Date:
May 2003
The Ratings Game
Despite
the positive spin from President Macapagal-Arroyo's
Washington visit and signs of improving fiscal
discipline, the gains of recent days may be
a case of "too little and too late" to stop
some further deterioration of the country's
sovereign rating by the major credit ratings
agencies.
According to Finance Secretary, Jose Camacho,
who met with senior analysts of Moody's Investors
Services while in Washington last week, Moody's
has no intention of downgrading the sovereign
rating assigned to the Philippines. Back in
January, Moody's downgraded the local currency
rating of the Philippines to "negative" but
retained its "stable" outlook for foreign
currency. Moody's rates the Philippine sovereign
debt at Ba1, one notch lower than investment
grade.
Meanwhile Fitch Ratings has recently had a
team in the Philippines reviewing the country's
performance and has announced that its result
will be available in June.

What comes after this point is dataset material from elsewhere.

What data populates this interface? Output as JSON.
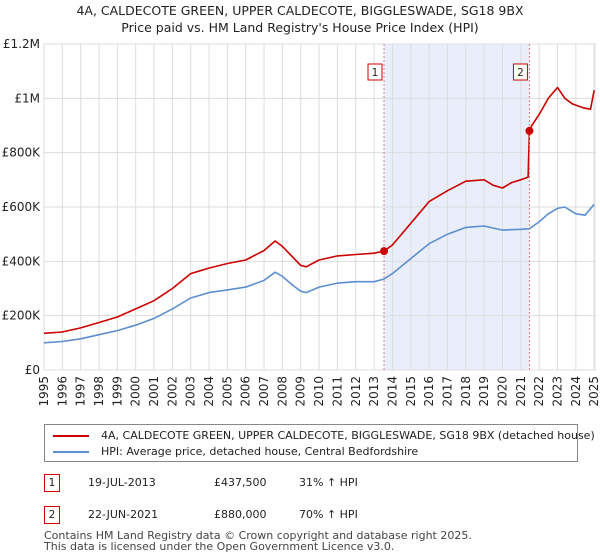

Fitch downgraded
its outlook for foreign credit on the Philippines
last November and a few weeks after Standard
and Poor's did the same thing.
Last month S&P again downgraded the Philippines
- from BB+ to BB. Again Fitch might follow
suit. According to Fitch, the agency remained
worried over the sustainability of recent
economic gains and the impact that the 2004
elections might have on the economy as a whole.